The deal is likely to provoke more tensions, both political and economic, with neighboring Russia, which Kiev accuses of trying to destabilize Ukraine in order to steer it away from Europe’s orbit.
“By signing this, Ukraine will make a clear statement that the country is Westernized and not oriented to Russia and the Customs Union,” says Timothy Ash, the head of emerging market research at Standard Bank in London.
Under the agreement, Ukraine and the EU will eliminate nearly all of their import and export tariffs, potentially making it easier for Ukrainian producers to reach deeper into the EU market. This will be significant for Ukraine; already, one quarter of all its exports go to Europe.
The European Commission in a statement said that "the deal is expected to boost Ukraine's income by around 1.2 billion euros [$1.6 billion] per year," behind an increase of 1 billion euros per year in Ukrainian exports to the EU.
The new markets won’t materialize instantly. The agreement includes thousands of regulations and standards that Ukrainian products will have to meet before they can be sold in the EU market – making the trade agreement "much more complicated ... in the short-term," says Jaba Devdariani, EASI-Hurford Next Generation Fellow at the Carnegie Endowment for International Peace.
Many of the necessary reforms and modernization requirements will be costly. Investment will be key to reviving Ukraine’s staggering economy, which even before the political crisis was looking at negative growth and possible default.
Perhaps most significantly, Ukraine’s agreement with the EU will force it to create institutional reforms to improve the climate for businesses and potential investors. This will include establishing transparent government procurement procedures, and reducing Ukraine’s crippling and omnipresent corruption. Judicial reform will be tantamount to Ukraine’s ability to ensure potential investors that their assets will be safe.
“The process here is the most important part of the deal,” Mr. Ash of Standard Bank says. “Ukraine has the opportunity and has shown its willingness to get rid of its Soviet past, which they never were able to do before.”
Retaliation from Russia?
But by signing the deal, Ukraine can expect to see retaliation from Russia, a long-time key trading partner.
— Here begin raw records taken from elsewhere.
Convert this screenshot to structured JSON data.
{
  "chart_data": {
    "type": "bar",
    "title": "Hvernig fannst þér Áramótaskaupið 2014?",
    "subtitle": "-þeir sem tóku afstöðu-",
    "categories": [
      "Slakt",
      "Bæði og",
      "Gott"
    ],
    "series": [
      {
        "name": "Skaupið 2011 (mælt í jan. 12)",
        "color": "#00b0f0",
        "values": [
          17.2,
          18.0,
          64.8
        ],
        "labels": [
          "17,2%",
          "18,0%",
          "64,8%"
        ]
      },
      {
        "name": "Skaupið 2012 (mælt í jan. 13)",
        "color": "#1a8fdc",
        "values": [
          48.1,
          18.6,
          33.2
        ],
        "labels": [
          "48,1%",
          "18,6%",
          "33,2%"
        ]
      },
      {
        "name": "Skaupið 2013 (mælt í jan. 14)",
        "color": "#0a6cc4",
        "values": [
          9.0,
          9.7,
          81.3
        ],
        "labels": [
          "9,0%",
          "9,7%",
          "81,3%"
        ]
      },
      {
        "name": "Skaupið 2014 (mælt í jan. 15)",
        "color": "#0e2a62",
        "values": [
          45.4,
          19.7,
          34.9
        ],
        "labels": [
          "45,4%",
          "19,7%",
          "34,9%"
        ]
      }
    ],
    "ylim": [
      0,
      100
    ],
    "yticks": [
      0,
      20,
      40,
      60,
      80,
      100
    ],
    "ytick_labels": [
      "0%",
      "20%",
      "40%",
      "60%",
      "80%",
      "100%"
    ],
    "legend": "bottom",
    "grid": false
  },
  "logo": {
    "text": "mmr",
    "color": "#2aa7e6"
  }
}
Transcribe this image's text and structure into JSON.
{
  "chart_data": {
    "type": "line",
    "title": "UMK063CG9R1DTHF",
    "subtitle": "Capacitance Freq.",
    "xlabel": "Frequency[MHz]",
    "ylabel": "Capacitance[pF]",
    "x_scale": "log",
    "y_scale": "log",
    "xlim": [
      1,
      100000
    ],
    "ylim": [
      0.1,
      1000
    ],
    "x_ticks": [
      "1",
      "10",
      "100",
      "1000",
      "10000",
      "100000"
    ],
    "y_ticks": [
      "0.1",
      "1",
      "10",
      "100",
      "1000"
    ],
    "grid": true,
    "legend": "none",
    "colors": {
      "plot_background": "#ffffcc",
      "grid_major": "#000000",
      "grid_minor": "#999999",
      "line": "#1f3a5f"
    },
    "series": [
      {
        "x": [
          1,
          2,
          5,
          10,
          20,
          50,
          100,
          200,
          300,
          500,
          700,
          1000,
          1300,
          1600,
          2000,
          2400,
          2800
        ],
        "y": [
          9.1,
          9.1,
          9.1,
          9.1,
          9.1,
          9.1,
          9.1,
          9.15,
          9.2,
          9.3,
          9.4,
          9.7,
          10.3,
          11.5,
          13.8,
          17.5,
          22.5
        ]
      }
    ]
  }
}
Russian President Vladimir Putin had pressured Ukraine to become a member of its nascent Eurasia Union, which rejoins former Soviet partners Russia, Belarus, and Kazakhstan.
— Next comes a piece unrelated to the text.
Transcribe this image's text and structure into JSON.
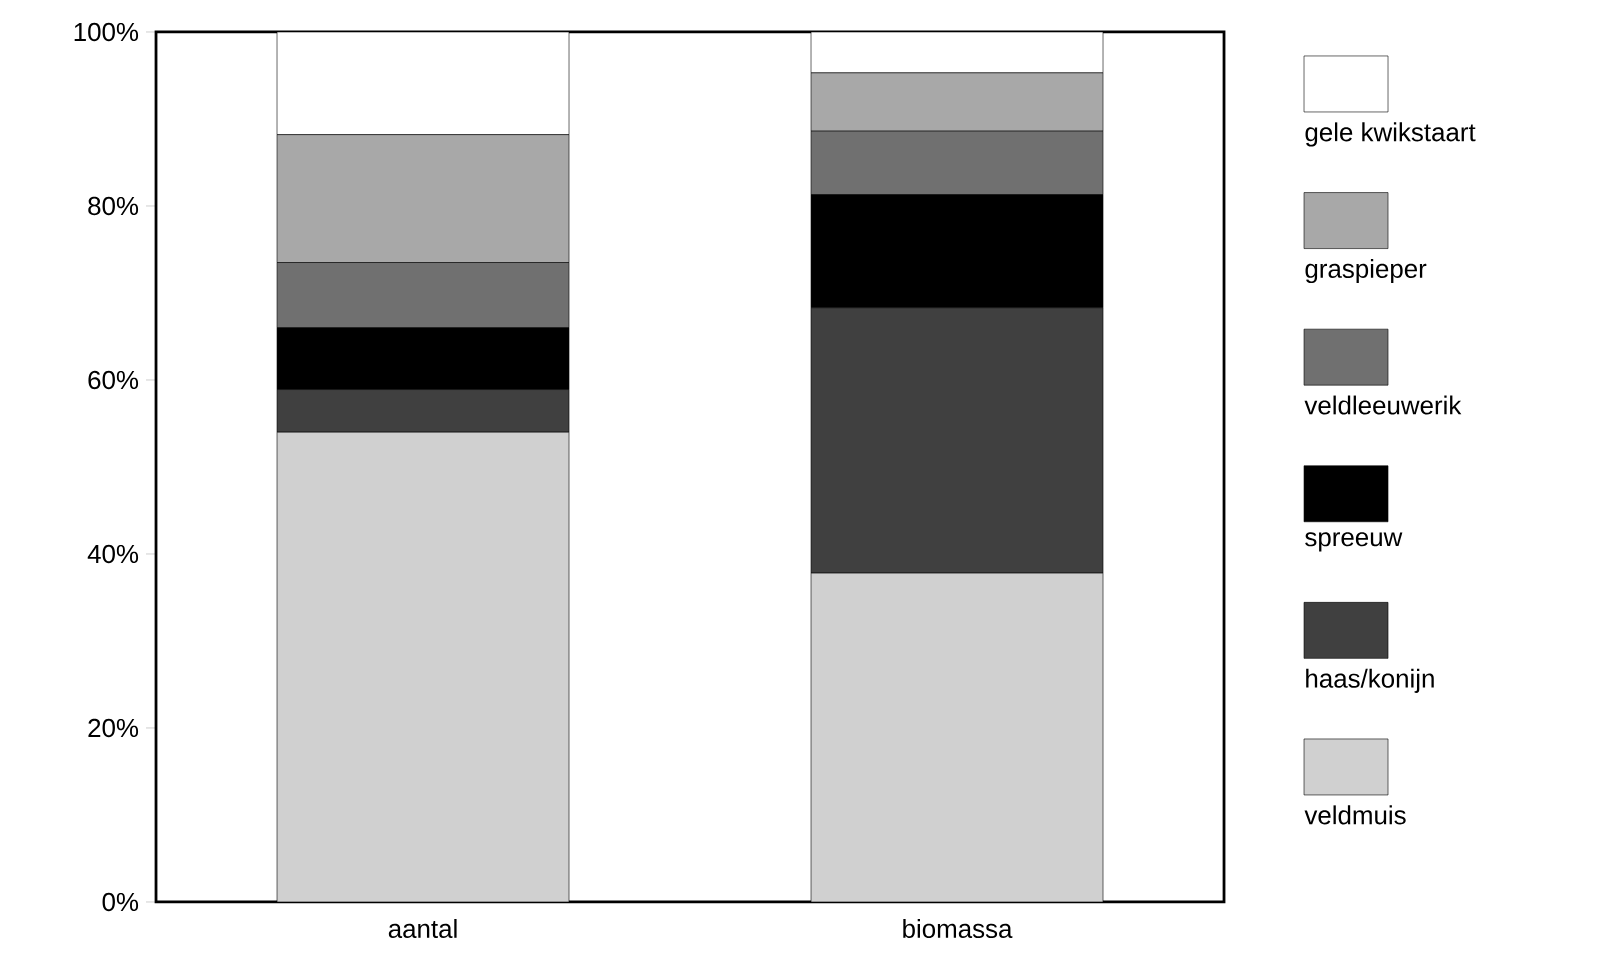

In fact, Ukraine has already felt Russia's economic wroth amid its crisis: Russia threw up barriers after opposition leaders gained control of Ukraine’s parliament when former President Victor Yanukovych, who rejected the EU deal in November, absconded in late February. And just two days ago, Russia said it was considering more trade barriers on Ukraine.
During the first quarter of 2014, Ukraine’s overall exports decreased by 30 percent, a hugely significant reduction for a country in which 50 percent of its gross domestic product is made up of exports, says Oleg Ustenko, the executive director of The Bleyzer Foundation in Kiev.
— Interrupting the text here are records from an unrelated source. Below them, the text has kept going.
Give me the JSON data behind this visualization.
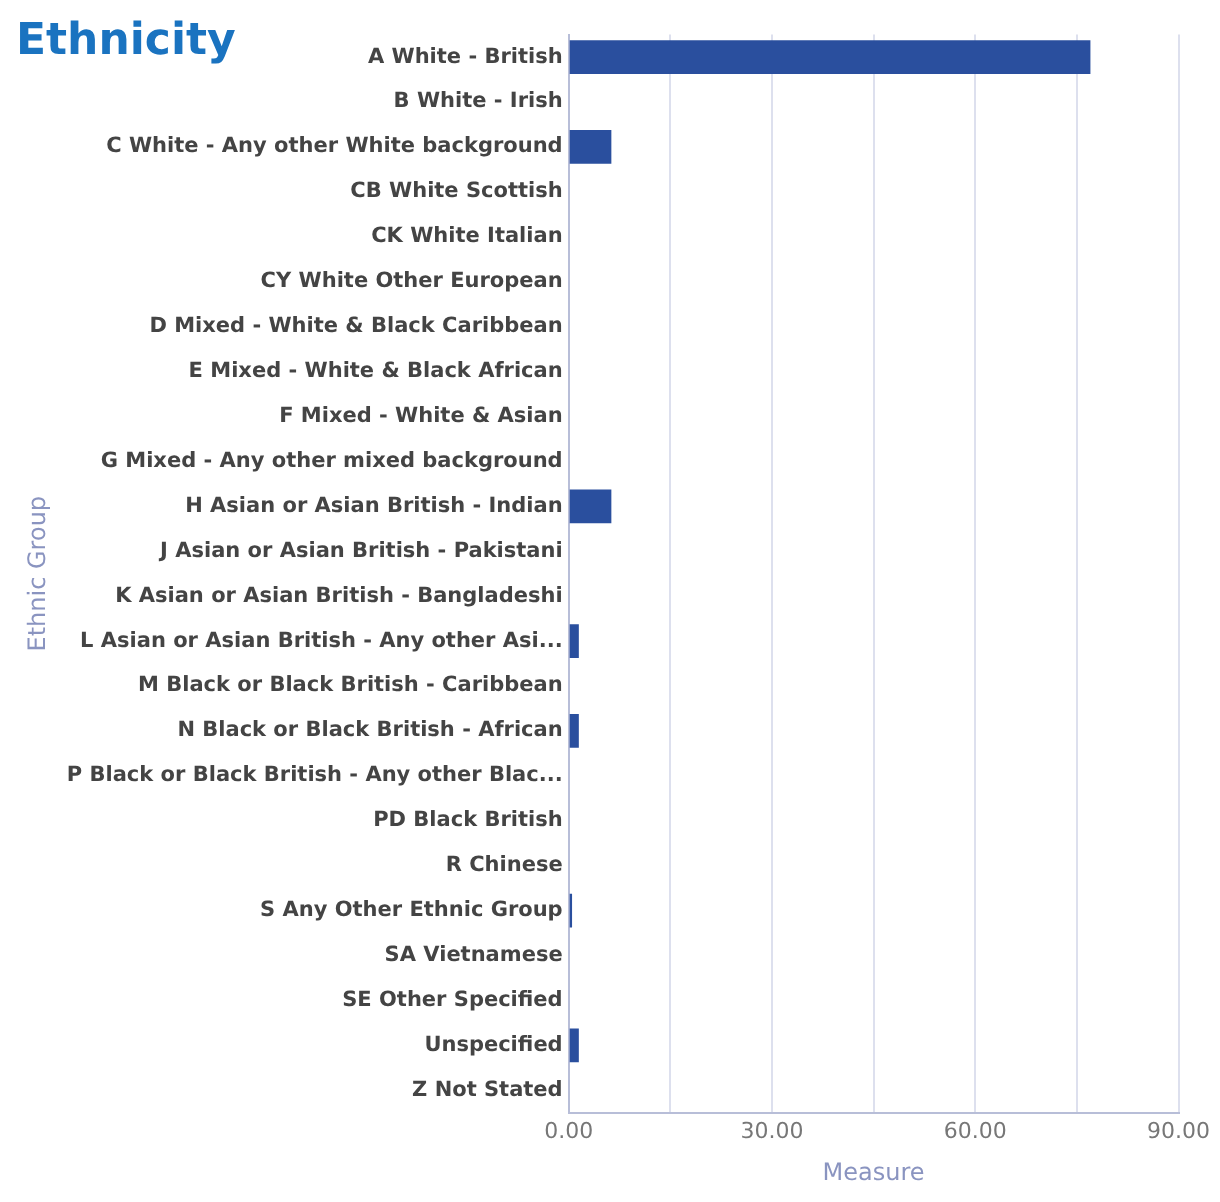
{
  "chart_data": {
    "type": "bar",
    "orientation": "horizontal",
    "title": "Ethnicity",
    "xlabel": "Measure",
    "ylabel": "Ethnic Group",
    "categories": [
      "A White - British",
      "B White - Irish",
      "C White - Any other White background",
      "CB White Scottish",
      "CK White Italian",
      "CY White Other European",
      "D Mixed - White & Black Caribbean",
      "E Mixed - White & Black African",
      "F Mixed - White & Asian",
      "G Mixed - Any other mixed background",
      "H Asian or Asian British - Indian",
      "J Asian or Asian British - Pakistani",
      "K Asian or Asian British - Bangladeshi",
      "L Asian or Asian British - Any other Asi...",
      "M Black or Black British - Caribbean",
      "N Black or Black British - African",
      "P Black or Black British - Any other Blac...",
      "PD Black British",
      "R Chinese",
      "S Any Other Ethnic Group",
      "SA Vietnamese",
      "SE Other Specified",
      "Unspecified",
      "Z Not Stated"
    ],
    "values": [
      77,
      0,
      6.3,
      0,
      0,
      0,
      0,
      0,
      0,
      0,
      6.3,
      0,
      0,
      1.5,
      0,
      1.5,
      0,
      0,
      0,
      0.5,
      0,
      0,
      1.5,
      0
    ],
    "color": "#2a4f9e",
    "xlim": [
      0,
      90
    ],
    "xticks": [
      {
        "value": 0,
        "label": "0.00"
      },
      {
        "value": 15,
        "label": null
      },
      {
        "value": 30,
        "label": "30.00"
      },
      {
        "value": 45,
        "label": null
      },
      {
        "value": 60,
        "label": "60.00"
      },
      {
        "value": 75,
        "label": null
      },
      {
        "value": 90,
        "label": "90.00"
      }
    ],
    "grid": "x"
  }
}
Still, any new Russian-imposed barriers to Ukraine’s exports might have little effect today, Mr. Ustenko says. “What they have already been able to impose, they have. So we are already losing.”
But if Mr. Poroshenko’s commitment to joining his country with Europe is sincere, Ash says, the losses in trade with Russia could translate into new markets opening up for Ukrainian products meeting EU standards.
Ambivalence in Western Europe?
While the hard work of adopting difficult and expensive reforms will be left up to Ukraine’s new government to adopt – and the population to grin and bear – the former Soviet nation will need to attract European investors.
Russia’s annexation of Crimea in March and the unrest that followed in eastern Ukraine gave rise to the most unsettling East-West standoff since the Cold War. Suddenly, Ukraine emerged as a much bigger priority for the EU overall.
Before that time, many Europeans felt ambivalent about the Ukrainian deal, which will be signed Friday along with similar agreements with two other countries that Russia considers to be part of its “sphere of influence,” Georgia and Moldova.
While some EU nations, led by Poland, argued for the bloc to form closer alliances with Ukraine and post-Soviet nations, the bigger countries in Western Europe were skeptical. The prospect of Russia's reaction, as well as EU enlargement fatigue confounded by the European debt crisis, all played a role.
The bloc has disagreed over sanctions for Russia, on which it is heavily dependent for gas. But now the importance of a trade and association deal is largely considered a necessary step to make sure "Ukrainians do not waste another revolution," says Jan Techau, the director of Carnegie Europe in Brussels.
The best way Europe can counter Russia is not via sanctions or NATO, but by building a stable Ukraine, with rule of law and a healthy economy not run exclusively by oligarchs, he says.